Это назначение ни для кого не явилось неожиданностью: Николай Нилович был не только крупным теоретиком военно-полевой хирургии, но и руководителем-практиком, энергичным и инициативным организатором и администратором. Его по праву считали наследником и продолжателем дела замечательных русских хирургов, много потрудившихся в области военно-полевой хирургии. Николай Нилович Бурденко не только творчески развил и обогатил их идеи применительно к новым условиям, но и сам внес много ценного, оригинального в современную военно-полевую хирургию.
Конечно, войны XX века во многом отличались от тех, которые велись раньше, например во времена Пирогова. Теперь в них участвовали многомиллионные армии, вооруженные мощными средствами истребления и разрушения. Поэтому войны сопровождались огромными людскими потерями.
Без возвращения в строй наибольшего количества раненых, т. е. без пополнения армии опытными, обстрелянными солдатами и офицерами, невозможно было сколько-нибудь длительно и успешно вести войну. А возвращать в строй раненых — дело военно-медицинской службы, в которой хирургия играет самую главную роль.
На плечи главного хирурга Красной Армии Бурденко легла гигантская работа. Не клиника, не институт, не одна армия, а огромный фронт, растянувшийся на тысячи километров от Баренцева до Черного моря. Наряду с опытными специалистами из запаса в армию пришло много молодых врачей, недавно закончивших вузы и знакомых с основами военной медицины, с военно-полевой хирургией сугубо теоретически. Эти молодые кадры предстояло в кратчайший срок обучить, переквалифицировать. И делать это надо было в боевой обстановке, во фронтовых условиях.
21—28 июня 1941 г., через несколько дней после начала войны, состоялся пленум Ученого медицинского совета при начальнике Военно-санитарного управления Красной Армии. На пленуме видные ученые и военные врачи рассмотрели важнейшие принципы военно-полевой хирургии, а также вопрос о применении сульфаниламидных препаратов для лечения огнестрельных ранений.
«Как один из участников этого пленума, — пишет генерал-лейтенант медицинской службы Н. И. Завалишин, — я помню, что он проходил с большим подъемом. Основным докладчиком на пленуме был академик Н. Н. Бурденко… В результате уже 7 июля 1941 г. были подписаны к печати и вскоре вышли в свет «Указания по военно-полевой хирургии» (этот документ был разработан под руководством Н. Н. Бурденко накануне войны. — М. М.), а затем «Инструкция о применении сульфаниламидных препаратов в войсках». Еще раньше было подписано к печати «Наставление по санитарной службе». Впервые в истории отечественной медицины врачи получили единые принципиальные положения по лечению раненых».

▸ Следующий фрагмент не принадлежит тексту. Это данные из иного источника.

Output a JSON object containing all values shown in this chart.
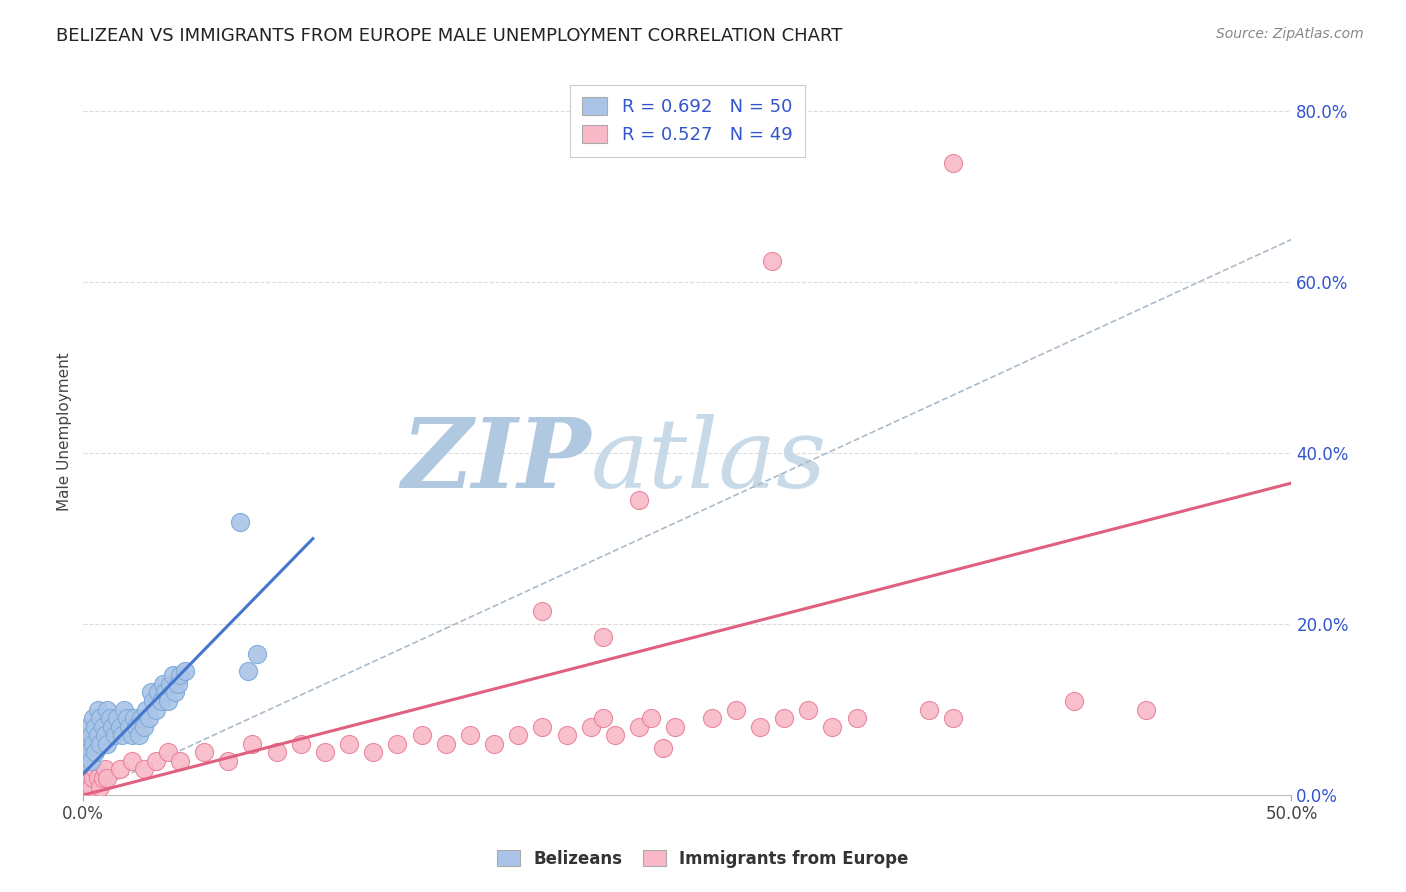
{
  "title": "BELIZEAN VS IMMIGRANTS FROM EUROPE MALE UNEMPLOYMENT CORRELATION CHART",
  "source": "Source: ZipAtlas.com",
  "ylabel": "Male Unemployment",
  "xlim": [
    0.0,
    0.5
  ],
  "ylim": [
    0.0,
    0.85
  ],
  "xticks": [
    0.0,
    0.5
  ],
  "xtick_labels": [
    "0.0%",
    "50.0%"
  ],
  "yticks_right": [
    0.0,
    0.2,
    0.4,
    0.6,
    0.8
  ],
  "ytick_labels_right": [
    "0.0%",
    "20.0%",
    "40.0%",
    "60.0%",
    "80.0%"
  ],
  "background_color": "#ffffff",
  "grid_color": "#dddddd",
  "title_color": "#222222",
  "title_fontsize": 13,
  "watermark_zip": "ZIP",
  "watermark_atlas": "atlas",
  "watermark_color_zip": "#b8cce0",
  "watermark_color_atlas": "#c8d8e8",
  "series": [
    {
      "name": "Belizeans",
      "color": "#aac4e8",
      "edge_color": "#7aaad8",
      "R": 0.692,
      "N": 50,
      "line_color": "#4477cc",
      "trend_x": [
        0.0,
        0.095
      ],
      "trend_y": [
        0.025,
        0.3
      ],
      "points_x": [
        0.001,
        0.001,
        0.002,
        0.002,
        0.003,
        0.003,
        0.004,
        0.004,
        0.005,
        0.005,
        0.006,
        0.006,
        0.007,
        0.007,
        0.008,
        0.009,
        0.01,
        0.01,
        0.011,
        0.012,
        0.013,
        0.014,
        0.015,
        0.016,
        0.017,
        0.018,
        0.019,
        0.02,
        0.021,
        0.022,
        0.023,
        0.024,
        0.025,
        0.026,
        0.027,
        0.028,
        0.029,
        0.03,
        0.031,
        0.032,
        0.033,
        0.034,
        0.035,
        0.036,
        0.037,
        0.038,
        0.039,
        0.04,
        0.042,
        0.065
      ],
      "points_y": [
        0.04,
        0.06,
        0.05,
        0.08,
        0.04,
        0.07,
        0.06,
        0.09,
        0.05,
        0.08,
        0.07,
        0.1,
        0.06,
        0.09,
        0.08,
        0.07,
        0.06,
        0.1,
        0.09,
        0.08,
        0.07,
        0.09,
        0.08,
        0.07,
        0.1,
        0.09,
        0.08,
        0.07,
        0.09,
        0.08,
        0.07,
        0.09,
        0.08,
        0.1,
        0.09,
        0.12,
        0.11,
        0.1,
        0.12,
        0.11,
        0.13,
        0.12,
        0.11,
        0.13,
        0.14,
        0.12,
        0.13,
        0.14,
        0.145,
        0.32
      ],
      "extra_points_x": [
        0.068,
        0.072
      ],
      "extra_points_y": [
        0.145,
        0.165
      ]
    },
    {
      "name": "Immigrants from Europe",
      "color": "#f8b8c8",
      "edge_color": "#e88098",
      "R": 0.527,
      "N": 49,
      "line_color": "#e06080",
      "trend_x": [
        0.0,
        0.5
      ],
      "trend_y": [
        0.0,
        0.365
      ],
      "points_x": [
        0.001,
        0.002,
        0.003,
        0.004,
        0.005,
        0.006,
        0.007,
        0.008,
        0.009,
        0.01,
        0.015,
        0.02,
        0.025,
        0.03,
        0.035,
        0.04,
        0.05,
        0.06,
        0.07,
        0.08,
        0.09,
        0.1,
        0.11,
        0.12,
        0.13,
        0.14,
        0.15,
        0.16,
        0.17,
        0.18,
        0.19,
        0.2,
        0.21,
        0.215,
        0.22,
        0.23,
        0.235,
        0.245,
        0.26,
        0.27,
        0.28,
        0.29,
        0.3,
        0.31,
        0.32,
        0.35,
        0.36,
        0.41,
        0.44
      ],
      "points_y": [
        0.01,
        0.02,
        0.01,
        0.02,
        0.03,
        0.02,
        0.01,
        0.02,
        0.03,
        0.02,
        0.03,
        0.04,
        0.03,
        0.04,
        0.05,
        0.04,
        0.05,
        0.04,
        0.06,
        0.05,
        0.06,
        0.05,
        0.06,
        0.05,
        0.06,
        0.07,
        0.06,
        0.07,
        0.06,
        0.07,
        0.08,
        0.07,
        0.08,
        0.09,
        0.07,
        0.08,
        0.09,
        0.08,
        0.09,
        0.1,
        0.08,
        0.09,
        0.1,
        0.08,
        0.09,
        0.1,
        0.09,
        0.11,
        0.1
      ],
      "outliers_x": [
        0.36,
        0.285,
        0.23,
        0.19,
        0.215,
        0.24
      ],
      "outliers_y": [
        0.74,
        0.625,
        0.345,
        0.215,
        0.185,
        0.055
      ]
    }
  ],
  "dashed_line_color": "#aabbcc",
  "dashed_line_x": [
    0.0,
    0.5
  ],
  "dashed_line_y": [
    0.0,
    0.65
  ],
  "legend_text_color": "#3355cc",
  "legend_fontsize": 13
}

Николай Нилович активно участвовал в составлении инструкций и методических указаний для фронтовых хирургов, используя свой богатый военно-врачебный опыт, давал им ценные рекомендации по лечению раненых бойцов Красной Армии. Эти «бурденковские» инструкции по краткости и ясности изложения военные врачи часто сравнивали с книгой великого русского полководца А. В. Суворова «Наука побеждать». Да, Бурденко тоже учил побеждать — успешно бороться с осложнениями ран, предупреждать и побеждать болезни.
…Первые месяцы войны были особенно тяжелыми для Советской страны. Под ударами превосходящих сил гитлеровской армии наши войска несли серьезные потери и вынуждены были отступать в глубь страны. Десятки тысяч раненых двигались в тыл. Нужно было наладить эвакуацию и лечение раненых, не забывая в то же время о создании новых госпиталей и о подготовке молодых врачей, только вчера надевших военную форму, к хирургической работе во фронтовых условиях.
Разбойничье, вероломное нападение гитлеровских захватчиков создало сложную обстановку и для военно-медицинской службы приграничных округов. Здесь не удалось развернуть многие госпитали и другие медицинские учреждения. У медиков порой не хватало медикаментов и перевязочных средств, мало было санитарного транспорта. В этих условиях только героические усилия военных медиков помогали обеспечить надлежащую медицинскую помощь раненым.
Например, в Тарнопольский гарнизонный госпиталь, рассчитанный на 200 коек, только за 5 суток — с 22 по 27 июня — поступило около 5 тысяч раненых: все они получили здесь медицинскую помощь. Полевой подвижный госпиталь № 64, обслуживавший части 6-й армии Юго-Западного фронта, за три месяца войны, работая под артиллерийским обстрелом и непрекращающимся налетами фашистской авиации, оказал медицинскую помощь 17,5 тысячам раненых бойцов и командиров.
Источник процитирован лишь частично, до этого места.